Comparison of assessment techniques: plasma lipid and lipoproteins related to the metabolic syndrome.

BACKGROUND

The purpose of this investigation was to determine the influence of analytical method on reported concentrations of plasma lipids and lipoproteins, and to determine if there are clinical implications of any potential differences on identification of the metabolic syndrome dyslipidemia, CVD risk stratification and classification of LDL subclass phenotype.

RESULTS

Plasma triglyceride (TG) concentrations were 1.09 +/- 0.06 and 1.17 +/- 0.06 mmol/L and plasma high density lipoprotein cholesterol (HDL-C) concentrations were 1.09 +/- 0.03 vs 1.19 +/- 0.03 mmol/L (both p < 0.05) from 113 duplicate samples sent to two laboratories utilizing different lipid and lipoprotein analytical methods (LABS 1 and 2, respectively). Plasma total cholesterol and low-density lipoprotein cholesterol (LDL-C) concentrations were also significantly different between laboratories. Spearman rho correlations indicate excellent agreement of TG and HDL-C determined by the two laboratories (r = 0.96, TG; r = 0.91, HDL-C, both p < 0.001).

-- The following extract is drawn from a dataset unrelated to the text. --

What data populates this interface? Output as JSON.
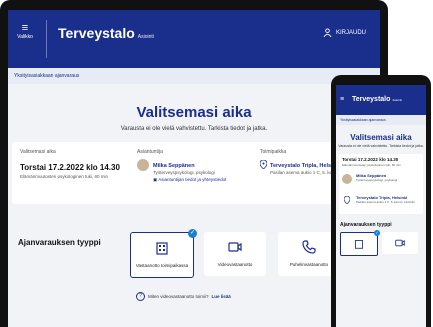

Eleven vs. 14 individuals met the TG criteria and 70 vs. 48 met HDL-C metabolic syndrome criteria with LAB 1 and 2, respectively. Apoprotein B concentration (LAB 1) and LDL particle number (LAB 2) were highly correlated. (r = 0.92, P < 0.01). LAB 2 characterized more individuals as LDL pattern B phenotype, as compared to LAB 1 (30 vs. 14%, P < 0.05).

CONCLUSION

Different plasma lipid and lipoprotein analytical techniques yield results which are highly correlated, yet significantly different, which suggests a consistent measurement difference. This difference has clinical implications, in that the proportion of individuals identified as meeting the metabolic syndrome dyslipidemia criteria, "at risk" based upon apo B or LDL particle number, and the LDL pattern B phenotype will differ based upon choice of analytical method.